CHRIST ANDERSON AHOUA: « LES ENTREPRENEURS N’ONT PAS SEULEMENT BESOIN DE GAGNER DES PRIX À TOUT VA. ILS ONT SURTOUT BESOIN DE POUVOIR COMMERCIALISER LEURS IDÉES »

Tenter de décrire Christ Anderson AHOUA en un seul mot ou même en une seule phrase est un exercice risqué tant l’homme est riche de ses expériences. Ancien footballeur professionnel, il a la lucidité de dire aurevoir à une carrière qu’il ne trouvait pas exceptionnelle et décide de se battre pour se trouver une nouvelle orientation qui lui permettra d’exprimer sa culture et son potentiel. Christ Anderson AHOUA se définit d’abord comme un Africain. Pas tant par sa couleur de peau, mais parce que pour lui il est difficile de savoir où l’on va sans rester connecté à ses origines. Africain ensuite parce que loin de ceux qui pensent connaitre le continent à travers de vaines paroles, il contribue au quotidien à trouver des solutions aux problématiques énergétiques rencontrées dans les différents pays du continent que ce soit auprès des états ou des start-ups. C’est un homme avenant et droit dans ses bottes qui nous a reçu au sein des locaux d’Electricité De France (EDF) pour partager avec nous de manière factuelle, les actions concrètes qu’il a mené au sein d’EDF en tant que Business Développer pour la région Afrique et Moyen Orient.

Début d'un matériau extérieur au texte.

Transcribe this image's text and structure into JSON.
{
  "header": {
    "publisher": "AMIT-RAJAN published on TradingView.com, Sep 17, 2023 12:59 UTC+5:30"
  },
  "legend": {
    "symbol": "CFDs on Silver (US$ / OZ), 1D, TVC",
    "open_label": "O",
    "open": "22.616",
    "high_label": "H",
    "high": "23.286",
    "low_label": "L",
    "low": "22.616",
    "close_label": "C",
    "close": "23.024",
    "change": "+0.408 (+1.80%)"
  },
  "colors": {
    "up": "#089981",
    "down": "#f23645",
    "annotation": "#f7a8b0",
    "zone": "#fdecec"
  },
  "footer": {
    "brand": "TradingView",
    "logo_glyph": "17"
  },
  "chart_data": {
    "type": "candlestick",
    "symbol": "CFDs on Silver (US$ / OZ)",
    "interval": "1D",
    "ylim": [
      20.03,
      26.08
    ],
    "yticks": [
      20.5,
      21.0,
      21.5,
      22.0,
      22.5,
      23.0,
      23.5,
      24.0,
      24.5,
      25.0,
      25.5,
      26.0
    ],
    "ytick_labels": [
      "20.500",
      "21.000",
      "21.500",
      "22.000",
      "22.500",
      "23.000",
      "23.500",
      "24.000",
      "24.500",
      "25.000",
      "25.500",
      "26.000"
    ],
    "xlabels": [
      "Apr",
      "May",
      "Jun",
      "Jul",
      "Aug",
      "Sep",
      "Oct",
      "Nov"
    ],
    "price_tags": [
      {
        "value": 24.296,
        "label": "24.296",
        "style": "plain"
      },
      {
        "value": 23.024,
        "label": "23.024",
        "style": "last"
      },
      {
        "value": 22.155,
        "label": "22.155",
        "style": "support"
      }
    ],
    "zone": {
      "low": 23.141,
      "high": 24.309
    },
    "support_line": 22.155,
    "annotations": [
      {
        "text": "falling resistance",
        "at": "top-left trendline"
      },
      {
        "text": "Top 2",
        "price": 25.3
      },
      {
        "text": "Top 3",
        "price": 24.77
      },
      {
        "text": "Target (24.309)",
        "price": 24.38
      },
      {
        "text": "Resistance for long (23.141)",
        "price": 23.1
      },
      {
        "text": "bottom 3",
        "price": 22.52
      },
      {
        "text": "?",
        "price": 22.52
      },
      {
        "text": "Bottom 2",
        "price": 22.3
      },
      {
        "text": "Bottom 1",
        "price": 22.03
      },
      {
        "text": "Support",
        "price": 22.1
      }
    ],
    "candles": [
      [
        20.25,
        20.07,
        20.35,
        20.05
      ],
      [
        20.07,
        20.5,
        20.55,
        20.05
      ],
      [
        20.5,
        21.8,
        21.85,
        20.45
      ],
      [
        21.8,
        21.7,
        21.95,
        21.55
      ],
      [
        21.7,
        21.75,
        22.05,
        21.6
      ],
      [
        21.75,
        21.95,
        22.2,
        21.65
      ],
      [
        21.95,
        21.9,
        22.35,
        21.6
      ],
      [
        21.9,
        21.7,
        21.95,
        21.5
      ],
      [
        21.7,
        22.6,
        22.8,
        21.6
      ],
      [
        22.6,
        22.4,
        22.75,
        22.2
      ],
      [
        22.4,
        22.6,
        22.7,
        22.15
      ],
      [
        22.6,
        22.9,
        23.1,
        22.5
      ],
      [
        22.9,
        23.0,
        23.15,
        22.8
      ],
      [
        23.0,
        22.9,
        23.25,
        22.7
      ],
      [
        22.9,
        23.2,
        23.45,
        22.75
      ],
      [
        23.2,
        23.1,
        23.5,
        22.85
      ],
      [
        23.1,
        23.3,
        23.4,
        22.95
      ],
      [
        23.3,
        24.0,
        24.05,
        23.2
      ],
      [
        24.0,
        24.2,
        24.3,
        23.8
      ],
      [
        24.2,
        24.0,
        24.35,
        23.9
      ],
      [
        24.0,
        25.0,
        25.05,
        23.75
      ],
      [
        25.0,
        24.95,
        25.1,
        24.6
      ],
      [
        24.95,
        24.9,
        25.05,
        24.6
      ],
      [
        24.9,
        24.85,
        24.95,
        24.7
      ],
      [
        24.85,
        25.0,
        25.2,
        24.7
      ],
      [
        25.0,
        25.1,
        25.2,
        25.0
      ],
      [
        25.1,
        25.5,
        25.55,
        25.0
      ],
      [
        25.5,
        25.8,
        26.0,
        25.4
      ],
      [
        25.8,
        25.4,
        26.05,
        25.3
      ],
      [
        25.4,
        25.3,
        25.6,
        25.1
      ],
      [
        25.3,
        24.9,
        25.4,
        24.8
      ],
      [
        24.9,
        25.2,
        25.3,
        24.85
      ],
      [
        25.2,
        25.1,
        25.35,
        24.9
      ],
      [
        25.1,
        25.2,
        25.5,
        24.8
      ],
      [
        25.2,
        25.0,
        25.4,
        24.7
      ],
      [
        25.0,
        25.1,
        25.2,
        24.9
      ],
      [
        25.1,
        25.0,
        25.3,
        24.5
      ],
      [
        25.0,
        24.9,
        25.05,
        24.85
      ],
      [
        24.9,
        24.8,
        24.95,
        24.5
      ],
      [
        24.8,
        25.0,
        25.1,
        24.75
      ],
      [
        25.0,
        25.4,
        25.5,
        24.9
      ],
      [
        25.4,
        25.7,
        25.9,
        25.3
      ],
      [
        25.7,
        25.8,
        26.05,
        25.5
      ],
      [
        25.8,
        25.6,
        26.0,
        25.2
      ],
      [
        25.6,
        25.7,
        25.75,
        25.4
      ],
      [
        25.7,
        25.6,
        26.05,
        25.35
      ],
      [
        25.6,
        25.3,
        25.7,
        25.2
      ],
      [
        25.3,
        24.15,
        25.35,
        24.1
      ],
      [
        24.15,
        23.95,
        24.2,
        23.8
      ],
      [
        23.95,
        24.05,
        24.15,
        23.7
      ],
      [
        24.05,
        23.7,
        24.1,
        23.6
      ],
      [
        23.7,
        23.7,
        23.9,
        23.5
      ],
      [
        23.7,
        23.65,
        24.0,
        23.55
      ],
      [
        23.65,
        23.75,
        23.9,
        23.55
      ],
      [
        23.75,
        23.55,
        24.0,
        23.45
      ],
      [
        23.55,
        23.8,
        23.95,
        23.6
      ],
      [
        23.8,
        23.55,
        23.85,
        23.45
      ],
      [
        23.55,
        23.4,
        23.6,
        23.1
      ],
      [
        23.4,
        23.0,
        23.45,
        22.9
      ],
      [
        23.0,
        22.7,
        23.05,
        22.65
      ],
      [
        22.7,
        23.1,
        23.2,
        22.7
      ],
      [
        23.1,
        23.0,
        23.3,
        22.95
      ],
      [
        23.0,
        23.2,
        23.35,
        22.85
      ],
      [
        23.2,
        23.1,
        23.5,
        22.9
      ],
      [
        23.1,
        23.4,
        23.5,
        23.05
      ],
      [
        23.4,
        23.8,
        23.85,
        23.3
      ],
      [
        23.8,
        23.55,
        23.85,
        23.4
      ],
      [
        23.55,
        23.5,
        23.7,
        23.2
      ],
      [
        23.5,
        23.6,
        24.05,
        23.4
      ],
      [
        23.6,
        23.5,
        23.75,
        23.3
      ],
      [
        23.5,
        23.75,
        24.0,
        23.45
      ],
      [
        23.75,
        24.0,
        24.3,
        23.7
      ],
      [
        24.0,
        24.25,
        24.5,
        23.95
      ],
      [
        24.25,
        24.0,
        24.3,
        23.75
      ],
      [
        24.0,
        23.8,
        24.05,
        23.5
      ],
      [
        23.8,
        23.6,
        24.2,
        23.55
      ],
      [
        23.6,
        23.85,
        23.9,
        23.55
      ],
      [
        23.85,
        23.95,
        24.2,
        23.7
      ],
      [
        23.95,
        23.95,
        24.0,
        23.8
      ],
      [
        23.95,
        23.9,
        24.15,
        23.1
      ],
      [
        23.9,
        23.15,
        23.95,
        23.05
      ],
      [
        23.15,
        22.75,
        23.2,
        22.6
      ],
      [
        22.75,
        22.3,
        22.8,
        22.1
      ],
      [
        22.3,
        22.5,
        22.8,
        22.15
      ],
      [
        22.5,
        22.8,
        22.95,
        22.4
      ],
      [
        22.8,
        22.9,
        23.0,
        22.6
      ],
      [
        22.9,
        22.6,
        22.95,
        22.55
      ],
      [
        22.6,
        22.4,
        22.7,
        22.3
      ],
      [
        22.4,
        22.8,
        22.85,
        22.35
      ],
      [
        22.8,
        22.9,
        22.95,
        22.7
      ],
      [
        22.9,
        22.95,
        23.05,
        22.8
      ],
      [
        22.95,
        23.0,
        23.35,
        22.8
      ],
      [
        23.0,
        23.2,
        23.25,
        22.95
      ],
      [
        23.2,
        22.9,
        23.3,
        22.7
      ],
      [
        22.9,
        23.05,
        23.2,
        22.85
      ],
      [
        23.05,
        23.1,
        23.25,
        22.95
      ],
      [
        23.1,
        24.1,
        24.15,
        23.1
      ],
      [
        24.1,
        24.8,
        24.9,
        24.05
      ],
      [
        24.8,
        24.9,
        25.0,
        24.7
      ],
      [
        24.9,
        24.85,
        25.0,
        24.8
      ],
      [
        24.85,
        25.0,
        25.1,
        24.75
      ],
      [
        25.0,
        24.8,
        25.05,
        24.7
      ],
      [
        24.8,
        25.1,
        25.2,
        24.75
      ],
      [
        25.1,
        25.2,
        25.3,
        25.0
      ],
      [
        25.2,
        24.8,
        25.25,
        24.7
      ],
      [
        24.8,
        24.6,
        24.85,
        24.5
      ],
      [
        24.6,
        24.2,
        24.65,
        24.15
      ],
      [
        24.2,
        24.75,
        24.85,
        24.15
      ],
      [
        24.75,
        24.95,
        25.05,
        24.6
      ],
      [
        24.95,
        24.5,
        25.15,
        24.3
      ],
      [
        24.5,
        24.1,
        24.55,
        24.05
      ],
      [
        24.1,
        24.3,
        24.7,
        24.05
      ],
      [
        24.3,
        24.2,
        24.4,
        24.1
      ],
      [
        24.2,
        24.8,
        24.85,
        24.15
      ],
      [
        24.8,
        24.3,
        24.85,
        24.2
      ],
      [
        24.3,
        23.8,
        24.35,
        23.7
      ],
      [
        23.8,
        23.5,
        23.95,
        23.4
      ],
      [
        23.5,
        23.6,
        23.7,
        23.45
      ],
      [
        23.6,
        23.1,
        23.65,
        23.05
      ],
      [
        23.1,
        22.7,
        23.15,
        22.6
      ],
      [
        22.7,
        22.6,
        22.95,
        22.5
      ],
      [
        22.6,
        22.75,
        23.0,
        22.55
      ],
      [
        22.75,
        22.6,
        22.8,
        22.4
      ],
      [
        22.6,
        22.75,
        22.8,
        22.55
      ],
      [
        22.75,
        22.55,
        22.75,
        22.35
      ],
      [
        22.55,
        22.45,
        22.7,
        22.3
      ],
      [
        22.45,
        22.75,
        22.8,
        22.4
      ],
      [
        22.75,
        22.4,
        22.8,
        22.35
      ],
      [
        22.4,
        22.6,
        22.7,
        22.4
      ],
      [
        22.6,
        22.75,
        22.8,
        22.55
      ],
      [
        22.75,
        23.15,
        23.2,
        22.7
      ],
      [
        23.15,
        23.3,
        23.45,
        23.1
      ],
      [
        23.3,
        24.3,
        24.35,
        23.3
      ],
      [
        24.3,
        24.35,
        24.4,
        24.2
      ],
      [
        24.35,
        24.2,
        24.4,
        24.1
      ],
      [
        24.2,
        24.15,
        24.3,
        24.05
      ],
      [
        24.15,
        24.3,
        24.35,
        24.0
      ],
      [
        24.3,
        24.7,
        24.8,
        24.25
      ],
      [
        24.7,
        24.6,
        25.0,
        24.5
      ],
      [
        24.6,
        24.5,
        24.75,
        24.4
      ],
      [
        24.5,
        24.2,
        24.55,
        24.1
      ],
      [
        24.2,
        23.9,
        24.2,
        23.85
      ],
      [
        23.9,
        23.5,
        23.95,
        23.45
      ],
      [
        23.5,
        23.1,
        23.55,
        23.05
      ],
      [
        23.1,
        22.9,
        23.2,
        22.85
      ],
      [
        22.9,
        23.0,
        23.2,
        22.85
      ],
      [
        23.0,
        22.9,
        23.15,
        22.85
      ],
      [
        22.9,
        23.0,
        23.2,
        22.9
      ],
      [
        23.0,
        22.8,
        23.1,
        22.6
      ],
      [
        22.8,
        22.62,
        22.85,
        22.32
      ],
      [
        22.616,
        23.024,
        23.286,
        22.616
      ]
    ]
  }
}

Inspire Afrika : Merci de nous recevoir M. AHOUA. Pouvez-vous vous dire comment vous arrivez chez EDF ?

Christ Ahoua :  Je suis Christ Ahoua Anderson, j’ai 43 ans, marié et 03 enfants, ex footballeur. Oui, j’ai un parcours atypique et je l’assume complètement. J’ai commencé en tant que footballeur professionnel. Je suis parti de chez moi à l’âge de 15 ans et j’ai rejoint le centre de formation du FC Nantes. Ensuite, j’ai pris mon baluchon et je suis allé à la conquête de l’Europe. J’ai signé mon premier contrat professionnel en Suisse et j’ai été prêté en Italie pendant 04 ans. Après j’ai été prêté à droite et à gauche, notamment en Norvège et en Angleterre. Par la suite, j’ai décidé de rentrer en France où j’ai connu une carrière en dents de scie. Elle a été assez courte alors je m’en suis lassé. C’est quand mon dernier agent feu Jean-Luc SASSUS, un ancien joueur du PSG, m’a proposé de jouer en Roumanie que j’ai eu la lucidité de dire stop. J’avais 24 ans à l’époque et je venais d’avoir mon premier garçon. Je lui ai demandé de me trouver un club de CFA ( Championnat de France 3e division) avec un boulot à côté. Je ne voulais plus courir après une chose pour laquelle j’avais sacrifié ma jeunesse et qui ne m’avait pas permis de réussir comme les autres. J’ai rejoint un club de 3e division en région Toulousaine qui avait pour sponsor, une boîte d’intérim. Pendant la saison, j’étais en mission d’intérim sur un plateau clientèle de dépannage gaz. A l’époque, je ne m’y connaissais pas, je parlais juste des langues étrangères que j’avais apprises grâce au foot. J’y ai travaillé 2 ans tout en jouant au foot en parallèle.  J’ai eu l’opportunité de retourner sur les bancs de l’école en répondant à une annonce en interne qui disait : « donner un élan à votre carrière en 04 ans ». Mon entreprise m’a permis de reprendre mes études en série littéraire et de devenir cadre. Quatrième sur 22 au concours, j’ai étudié pendant 02 ans à l’Université Paris 10 Nanterre puis 02 ans à ESC Grenoble. J’ai intégré rapidement la direction de la communication du groupe EDF ( Électricité De France) au sponsoring sportif où je suis resté pendant 08 ans.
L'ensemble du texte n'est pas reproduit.